Sur la régularité du jugement :
2. Par une décision du 30 avril 2020, postérieure à l'introduction de la requête de M. B... devant le tribunal administratif de Montpellier, l'Office français de la biodiversité a accordé à l'intéressé le bénéfice de la protection fonctionnelle. L'Office français de la biodiversité doit ainsi être regardé comme ayant procédé au retrait de la décision implicite refusant de lui accorder la protection fonctionnelle. Dans ces conditions, la demande de M. B... tendant à l'annulation de la décision implicite était devenue sans objet, que cette décision de l'Office refusant le bénéfice de la protection fonctionnelle ait reçu exécution ou non. Par suite, c'est à bon droit que les premiers juges ont constaté qu'il n'y avait plus lieu de statuer sur la demande d'annulation de la décision refusant implicitement d'accorder le bénéfice de la protection fonctionnelle et, par voie de conséquence, sur les demandes à fin d'injonction et d'astreinte.
3. Les premiers juges ont répondu au point 2 du jugement aux conclusions de M. B... sollicitant l'annulation du refus implicite de mise en œuvre de la protection fonctionnelle et à celles à fin d'injonction et d'astreinte.

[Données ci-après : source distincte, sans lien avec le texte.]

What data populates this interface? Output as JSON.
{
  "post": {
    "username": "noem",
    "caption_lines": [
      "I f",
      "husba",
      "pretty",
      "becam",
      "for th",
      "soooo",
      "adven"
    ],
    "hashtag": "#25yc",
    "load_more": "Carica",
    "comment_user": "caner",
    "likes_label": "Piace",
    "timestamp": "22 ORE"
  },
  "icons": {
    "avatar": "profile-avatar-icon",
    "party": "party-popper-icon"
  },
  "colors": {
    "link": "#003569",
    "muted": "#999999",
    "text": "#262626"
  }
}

La circonstance, à la supposer établie, que la décision n'ait pas été exécutée ou mise en œuvre constitue un litige distinct, sans incidence sur la régularité de la décision juridictionnelle. Par suite le moyen tiré de l'omission à statuer doit être écarté.
4. M. B... soutient que le jugement serait entaché d'une contradiction de motifs en relevant au point 6 que l'échec aux tests psychotechniques est sans lien avec la discrimination ou le harcèlement subi, alors qu'il indique au point 7 que les conditions du test ainsi que la phase antérieure démontrent l'existence d'une discrimination. Toutefois ce moyen, qui a trait au bien-fondé de la décision juridictionnelle, est sans incidence sur sa régularité.
5. Pour examiner la responsabilité de l'Office français de la biodiversité et fixer le montant de la réparation à laquelle M. B... pouvait prétendre, le tribunal, après avoir retenu que l'Office français de la biodiversité apportait des éléments établissant que la fin du détachement de l'intéressé n'avait pas constitué une mesure discriminatoire liée à son handicap et qu'elle ne révélait pas de harcèlement moral, n'a pas examiné si les éléments invoqués par l'intéressé à l'appui du harcèlement moral allégué entre octobre 2015 et janvier 2016 et retenus au point 7 comme constituant une discrimination, étaient également de nature à engager la responsabilité de l'administration au titre du harcèlement moral.
6. Par suite il y a lieu de statuer par la voie de l'évocation sur la responsabilité de l'Office français de la biodiversité du fait d'un harcèlement moral et de statuer par la voie de l'effet dévolutif de l'appel sur le surplus des demandes de M B... devant le tribunal administratif.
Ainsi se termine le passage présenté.